New York City, June 9, 2013

★★★★ The odds on the long-term bet had turned bleak, at nearly the last minute, but now here was the payoff after all: The sky over the apartment building’s deck was clear, all clear, devoid of anything that might even slightly resemble a threat. Decorations could be taped down to dry paving blocks, paper streamers wrapped around dry railings. The wind sent bunches of newly inflated balloons, weighted with mere rolls of masking tape, retreating down the hallway; the balloons would need to taken outside and tied down one by one. Some of the children — with their short time horizons, their indifference to the perils of how things could have been — saw fit to complain aloud that they were awfully hot under all that sun.
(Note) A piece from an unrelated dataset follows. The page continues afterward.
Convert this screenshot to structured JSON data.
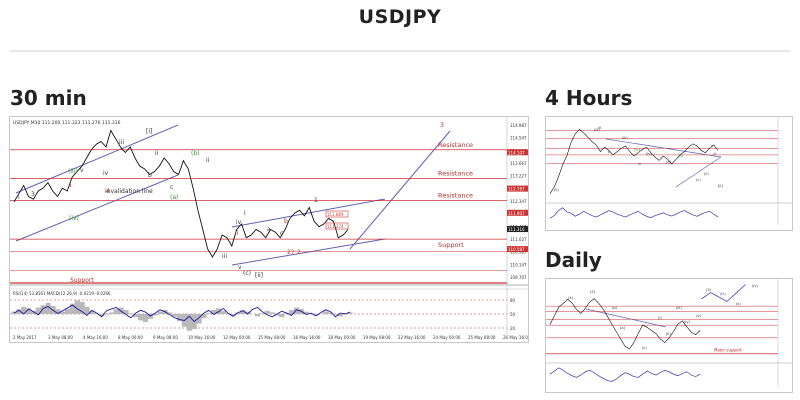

But there was the shade and air conditioning of the playroom for them to retreat into. In the playroom, it was rumored, entropy and animal spirits were rampant. Out on the deck, though, the sunshine was baking the children into spells of near tractability. Ice melted and soaked through the bottoms of the paper cups of popcorn. A gust yanked a balloon loose, yet kept it low and horizontal long enough to be run down and recaptured. The birthday boy was flushed and a little glazed over. The first match blew out. The second match blew out. The third. The fourth. More. Barely scorched matchsticks were piling up. The wick on the numeral 6 candle caught briefly and went out again. Indoors, with a lighter, it caught for real. On the way back out the doorway, out it went. Again the lighter, sheltered by hands and cardboard — the cupcake and flame thrust quickly at the birthday boy — makeawishmakeawish — and the breath of childhood finally prevailed. Two hours of battering by the wind had visibly shrunk the balloons, and their ribbons were so twisted and braided that they seemed to have been fused into a single solid rope. With a little work, and a pull from the top, it was still possible to extricate a parting gift for each child, a short-lived but still buoyant keepsake.